Flushed with a tinge of dusky rose,
The clouds, a twilit lavender,
Flood the low sky, and duskier
The mist comes flooding in, and flows

Into the twilight of the land,
And darkness, coming softly down,
Rustles across the fading sand
And folds its arms about the town.

Arthur Symons, Amoris Victima (Leonard Smithers 1897).  According to a note which accompanies the poem in his Collected Works, Symons wrote the poem in Dieppe on August 22, 1895.

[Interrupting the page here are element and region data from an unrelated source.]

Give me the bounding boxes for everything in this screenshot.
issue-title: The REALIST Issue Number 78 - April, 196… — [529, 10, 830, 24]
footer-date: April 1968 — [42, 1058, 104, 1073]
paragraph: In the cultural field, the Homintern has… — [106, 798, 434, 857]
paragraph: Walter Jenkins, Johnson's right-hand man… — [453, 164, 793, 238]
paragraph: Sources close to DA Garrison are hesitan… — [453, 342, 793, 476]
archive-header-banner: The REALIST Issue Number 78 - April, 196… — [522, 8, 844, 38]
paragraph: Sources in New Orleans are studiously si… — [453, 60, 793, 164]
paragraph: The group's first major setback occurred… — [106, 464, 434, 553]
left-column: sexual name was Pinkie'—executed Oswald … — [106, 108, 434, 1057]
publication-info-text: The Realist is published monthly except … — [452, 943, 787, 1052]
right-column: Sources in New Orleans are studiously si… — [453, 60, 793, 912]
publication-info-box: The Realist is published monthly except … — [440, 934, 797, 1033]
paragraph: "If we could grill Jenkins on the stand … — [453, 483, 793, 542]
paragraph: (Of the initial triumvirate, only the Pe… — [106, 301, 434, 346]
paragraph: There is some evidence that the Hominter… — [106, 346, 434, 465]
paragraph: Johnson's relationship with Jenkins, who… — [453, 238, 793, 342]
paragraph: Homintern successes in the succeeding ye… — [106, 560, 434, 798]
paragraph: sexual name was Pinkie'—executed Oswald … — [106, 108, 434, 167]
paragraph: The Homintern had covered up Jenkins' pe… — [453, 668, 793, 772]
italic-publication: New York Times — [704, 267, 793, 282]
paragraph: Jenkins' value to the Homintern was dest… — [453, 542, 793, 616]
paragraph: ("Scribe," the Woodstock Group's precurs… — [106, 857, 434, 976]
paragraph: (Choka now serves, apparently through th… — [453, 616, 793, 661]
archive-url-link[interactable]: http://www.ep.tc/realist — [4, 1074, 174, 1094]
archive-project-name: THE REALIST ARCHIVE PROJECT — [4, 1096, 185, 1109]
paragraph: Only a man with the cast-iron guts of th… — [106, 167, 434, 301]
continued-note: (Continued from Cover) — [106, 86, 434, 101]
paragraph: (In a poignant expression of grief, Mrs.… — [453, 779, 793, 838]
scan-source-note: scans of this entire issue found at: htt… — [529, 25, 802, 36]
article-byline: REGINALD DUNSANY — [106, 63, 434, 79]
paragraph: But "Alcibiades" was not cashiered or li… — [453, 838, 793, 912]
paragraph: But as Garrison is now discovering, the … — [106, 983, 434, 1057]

As I have observed in the past, no one does this sort of thing better than the Nineties poets.  Of course, they are regarded as quaint and old-fashioned caricatures by moderns, who can only evaluate the past in terms of their own debilitating and distancing irony.  They cannot conceive of the possibility that the poets of the Nineties wrote poetry as if their lives depended on it.

Richard Eurich, "In Falmouth Harbour" (1935)

I sometimes imagine myself in my final years.  I see myself living in a small seaside town.  Any town, any sea, any country will do.  Each day I walk slowly along a promenade beside the sea.  The tides go in and out.  Along the promenade, at intervals, are deciduous trees.  Any type will do.  Each year, until the end, I watch the leaves come and go and the tides go in and out.  All possibilities will have been exhausted.  Yet the possibilities will still be endless.

         September in Great Yarmouth

The woodwind whistles down the shore
Piping the stragglers home; the gulls
Snaffle and bolt their final mouthfuls.
Only the youngsters call for more.

Chimneys breathe and beaches empty,
Everyone queues for the inland cold --
Middle-aged parents growing old
And teenage kids becoming twenty.

Now the first few spots of rain
Spatter the sports page in the gutter.
Council workmen stab the litter.
You have sown and reaped; now sow again.

The band packs in, the banners drop,
The ice-cream stiffens in its cone.
The boatman lifts his megaphone:
'Come in, fifteen, your time is up.'

Derek Mahon, Poems 1962-1978 (Oxford University Press 1979).

Richard Eurich, "Whitby in Wartime"

My daily walk takes me past a large meadow that slopes gently down for a quarter-mile or so to a bluff beside Puget Sound.  The meadow is covered with tall grasses, with a wild rose bush here and there.  At this time of year a single patch of purple-pink and purple-white sweet peas -- a rough circle about 30 or 40 feet in diameter -- is abloom in the center of the meadow, about halfway to the edge of the bluff.  Beyond the meadow the water stretches away to green-blue islands and to the Olympic Mountains.

The world is indeed Paradise.  Which we tend to forget.  I know I do.

                         Requies

O is it death or life
That sounds like something strangely known
In this subsiding out of strife,
This slow sea-monotone?

A sound, scarce heard through sleep,
Murmurous as the August bees
That fill the forest hollows deep
About the roots of trees.

O is it life or death,
O is it hope or memory,
That quiets all things with this breath
Of the eternal sea?

Arthur Symons, Silhouettes (Elkin Matthews and John Lane 1892). Symons wrote the poem in Dieppe on June 20, 1890.  It is part of a six-poem sequence titled "At Dieppe."